Aduriz lo respeta. Le da la sensación de que Rafael es el único policía que piensa en el departamento y no irradia hostilidad hacia él. Además, Rafael le reconoce su conocimiento sobre informática y el Internet oculto.

—Si me van a pegar un tiro, me va a dar igual lo inteligente que sea esa tía. Yo no quiero trabajar con ella. Nadie la quiere. No tiene amigos. Esa va a su aire. Es una psicópata. Yo no trabajaba con ella ni jarto de whisky —dice Sanchís mientras abre su tercio de cerveza Ámbar. No está permitido beber alcohol en la comisaría. Pero él se pasa la normativa por el arco del triunfo. Le pega un buen trago a su Ámbar y amusga sus pequeños y mezquinos ojos antes de decirle a Aduriz—: No te envidio nada, macho. No me gustaría estar en tu pellejo.

«Ni yo en el tuyo», piensa Aduriz.

Los comentarios sobre Luisa se solapan unos con otros y atraen la atención de los policías que comen sentados en la mesa de enfrente en la zona común.
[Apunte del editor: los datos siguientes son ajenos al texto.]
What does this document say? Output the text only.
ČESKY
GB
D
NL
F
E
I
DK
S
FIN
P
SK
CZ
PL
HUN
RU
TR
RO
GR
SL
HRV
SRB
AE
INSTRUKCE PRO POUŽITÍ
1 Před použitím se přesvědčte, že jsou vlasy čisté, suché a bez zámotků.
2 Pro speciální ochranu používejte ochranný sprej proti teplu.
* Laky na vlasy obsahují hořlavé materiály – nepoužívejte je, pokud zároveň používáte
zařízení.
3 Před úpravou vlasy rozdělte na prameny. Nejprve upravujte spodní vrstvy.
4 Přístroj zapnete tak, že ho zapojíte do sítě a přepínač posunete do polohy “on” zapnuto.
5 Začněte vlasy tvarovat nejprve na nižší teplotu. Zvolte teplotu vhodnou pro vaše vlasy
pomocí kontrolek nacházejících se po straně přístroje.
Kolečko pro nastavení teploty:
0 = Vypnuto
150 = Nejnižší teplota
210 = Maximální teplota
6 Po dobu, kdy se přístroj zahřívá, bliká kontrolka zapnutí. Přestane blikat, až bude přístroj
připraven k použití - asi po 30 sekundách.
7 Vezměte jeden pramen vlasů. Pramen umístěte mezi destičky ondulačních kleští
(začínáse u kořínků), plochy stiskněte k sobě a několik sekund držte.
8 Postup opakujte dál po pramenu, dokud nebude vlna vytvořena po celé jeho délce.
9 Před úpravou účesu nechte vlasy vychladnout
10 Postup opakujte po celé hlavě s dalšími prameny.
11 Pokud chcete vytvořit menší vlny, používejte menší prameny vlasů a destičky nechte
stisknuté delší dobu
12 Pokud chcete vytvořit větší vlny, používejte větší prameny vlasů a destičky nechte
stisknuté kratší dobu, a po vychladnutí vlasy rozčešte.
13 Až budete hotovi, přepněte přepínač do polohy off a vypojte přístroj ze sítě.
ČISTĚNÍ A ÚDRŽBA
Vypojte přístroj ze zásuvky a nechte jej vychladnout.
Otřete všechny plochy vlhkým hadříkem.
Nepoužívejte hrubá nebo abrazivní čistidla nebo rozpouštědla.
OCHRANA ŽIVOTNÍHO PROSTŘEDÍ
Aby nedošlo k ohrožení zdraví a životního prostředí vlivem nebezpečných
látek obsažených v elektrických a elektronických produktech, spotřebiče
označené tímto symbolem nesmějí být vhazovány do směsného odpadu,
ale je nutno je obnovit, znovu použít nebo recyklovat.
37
Fuera de la comisaría, una capa de nubes negras se adensa. Tras la ventana empieza a llover. Miguel Ángel Aduriz siente una aceleración en la sangre. Experimenta una alegría y un fuerte dolor. Arde en una impaciente excitación por conocer a la inspectora Luisa Baeza.

Bonilla, un agente mayor con pinta de bebedor, barriga abultada, cara abotargada y nariz roja, que bebe whisky de una pequeña petaca y pica de un paquete de Lay’s color rojo que acaba de sacar de la máquina, interviene de repente:

—Conozco a Luisa Baeza desde que era una cría que se comía los mocos. Vivía en el bar Los Geranios, a la entrada de Atapuerca, su madre estaba loca perdida, maltrató a sus hijos. Luisa siempre estuvo prendada de Max Rey, que estuvo a punto de adoptarla. Era una cría listísima. Siempre quiso largarse de aquí. Era valiente. Siempre tuvo ambición y quiso salir de ese agujero, de ese maldito bucle de miseria y locura en el que la metió su madre, a ella y a sus hermanos. A Toni, su hermano, lo secuestraron cuando tenía seis años, ella estaba presente. Ahora, si queréis juzgarla, id a por ella, pero no todos hubierais sobrevivido a una niñez como la suya. Ya os habríais tirado por una ventana. Ah, y es la mejor policía que he conocido.

Se hace un silencio incómodo. Aduriz mira a Bonilla. Va a decir algo, abre la boca, pero la vuelve a cerrar.

—¿Cuándo va a llegar?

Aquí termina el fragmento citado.